# No bluetooth



## Blasirl (Mar 31, 2015)

Stevenw1 said:


> Have 2017 cruze bluetooth quit. Deleted phones. Reset radio. No device info Divice name gone. Address gone PIn Code gone. Reset clear all private data. Says data has been cleared but the done bar will not lite up locks up must press home button to unlock. Have removed fuses unhook battery left car door open. Push onstar twice nothing works. HELP


Welcome Aboard!

I have a Gen I and can only rely on searching...
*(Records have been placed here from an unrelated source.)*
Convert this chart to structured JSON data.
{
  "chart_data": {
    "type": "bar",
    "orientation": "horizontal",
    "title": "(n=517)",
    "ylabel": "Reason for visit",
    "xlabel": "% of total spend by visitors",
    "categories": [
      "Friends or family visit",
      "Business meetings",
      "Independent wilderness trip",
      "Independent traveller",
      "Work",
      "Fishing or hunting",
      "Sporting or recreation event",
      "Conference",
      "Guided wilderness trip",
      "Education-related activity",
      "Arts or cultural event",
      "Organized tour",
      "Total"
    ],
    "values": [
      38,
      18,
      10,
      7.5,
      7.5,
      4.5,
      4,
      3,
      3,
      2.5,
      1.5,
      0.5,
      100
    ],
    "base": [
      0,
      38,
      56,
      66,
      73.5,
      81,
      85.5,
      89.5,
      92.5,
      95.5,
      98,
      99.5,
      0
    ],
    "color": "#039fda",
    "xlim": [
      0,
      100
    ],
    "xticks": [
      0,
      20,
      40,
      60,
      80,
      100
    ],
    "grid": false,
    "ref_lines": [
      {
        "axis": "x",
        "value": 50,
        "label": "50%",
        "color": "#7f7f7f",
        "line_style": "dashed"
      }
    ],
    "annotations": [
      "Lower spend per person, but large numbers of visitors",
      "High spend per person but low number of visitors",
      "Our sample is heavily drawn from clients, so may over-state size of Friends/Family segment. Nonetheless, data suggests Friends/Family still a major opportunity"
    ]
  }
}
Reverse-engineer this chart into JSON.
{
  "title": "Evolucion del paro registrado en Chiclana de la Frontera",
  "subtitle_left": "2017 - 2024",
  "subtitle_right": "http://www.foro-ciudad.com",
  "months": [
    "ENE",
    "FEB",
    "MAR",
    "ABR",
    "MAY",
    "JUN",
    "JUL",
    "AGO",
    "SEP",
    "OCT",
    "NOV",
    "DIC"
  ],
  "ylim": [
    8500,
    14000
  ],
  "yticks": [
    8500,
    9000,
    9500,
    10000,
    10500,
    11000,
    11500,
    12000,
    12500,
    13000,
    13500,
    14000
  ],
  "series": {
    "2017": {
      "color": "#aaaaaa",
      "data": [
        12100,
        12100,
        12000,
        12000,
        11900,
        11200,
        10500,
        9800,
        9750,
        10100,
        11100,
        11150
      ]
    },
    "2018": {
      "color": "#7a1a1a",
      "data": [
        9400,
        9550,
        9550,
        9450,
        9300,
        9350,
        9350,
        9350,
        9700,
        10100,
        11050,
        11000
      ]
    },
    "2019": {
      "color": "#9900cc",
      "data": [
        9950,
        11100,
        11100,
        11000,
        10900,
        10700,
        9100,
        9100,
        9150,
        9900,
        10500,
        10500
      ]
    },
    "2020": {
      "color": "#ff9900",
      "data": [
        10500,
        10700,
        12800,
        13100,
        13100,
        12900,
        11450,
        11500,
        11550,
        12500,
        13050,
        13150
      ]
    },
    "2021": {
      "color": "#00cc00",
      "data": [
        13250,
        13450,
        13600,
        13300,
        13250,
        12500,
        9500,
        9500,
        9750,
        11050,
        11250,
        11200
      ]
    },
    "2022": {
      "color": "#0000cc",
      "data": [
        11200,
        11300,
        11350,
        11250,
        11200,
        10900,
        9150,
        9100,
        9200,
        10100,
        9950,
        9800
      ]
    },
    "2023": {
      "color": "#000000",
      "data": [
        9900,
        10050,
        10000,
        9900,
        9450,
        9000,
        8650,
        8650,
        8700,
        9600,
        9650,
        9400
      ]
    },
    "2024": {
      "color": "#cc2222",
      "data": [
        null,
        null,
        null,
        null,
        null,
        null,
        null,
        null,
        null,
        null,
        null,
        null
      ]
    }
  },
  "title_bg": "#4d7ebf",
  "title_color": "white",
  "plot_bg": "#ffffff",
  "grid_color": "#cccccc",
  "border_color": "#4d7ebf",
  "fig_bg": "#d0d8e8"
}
This is what I found - not much but ...









Bluetooth disconnect


I was wondering if anyone else has had this issue and if so is there a solution? My phone connects fine on it's own to but nearly everytime shortly after connecting it gets disconnected, I'm assuming by MyLink since my phone doesn't have this issue with any other bluetooth device, until I...




www.cruzetalk.com












2017 Cruze No Onstar or Bluetooth Microphone working


Hi I have a 2017 Cruze and neither the OnStar or Bluetooth mic are working. The onstar buttons are not lit up either red or green. Also, the microphone does not work however my phone connects to the radio and I can hear incoming volume. I heard its an issue with the VCIM onstar module, anyone...




www.cruzetalk.com


----------



## Rojasb72 (Feb 25, 2021)

Stevenw1 said:


> Have 2017 cruze bluetooth quit. Deleted phones. Reset radio. No device info Divice name gone. Address gone PIn Code gone. Reset clear all private data. Says data has been cleared but the done bar will not lite up locks up must press home button to unlock. Have removed fuses unhook battery left car door open. Push onstar twice nothing works. HELP


I'm having the same issues and have tried the same tricks as you, we're you able to find a solution?


----------



## Mscnmorrow (Mar 27, 2021)

Rojasb72 said:


> I'm having the same issues and have tried the same tricks as you, we're you able to find a solution?


----------



## Mscnmorrow (Mar 27, 2021)

I'm having the same issues for over 6 months I've done the exact things you've done also I factory reset... SAME issues


----------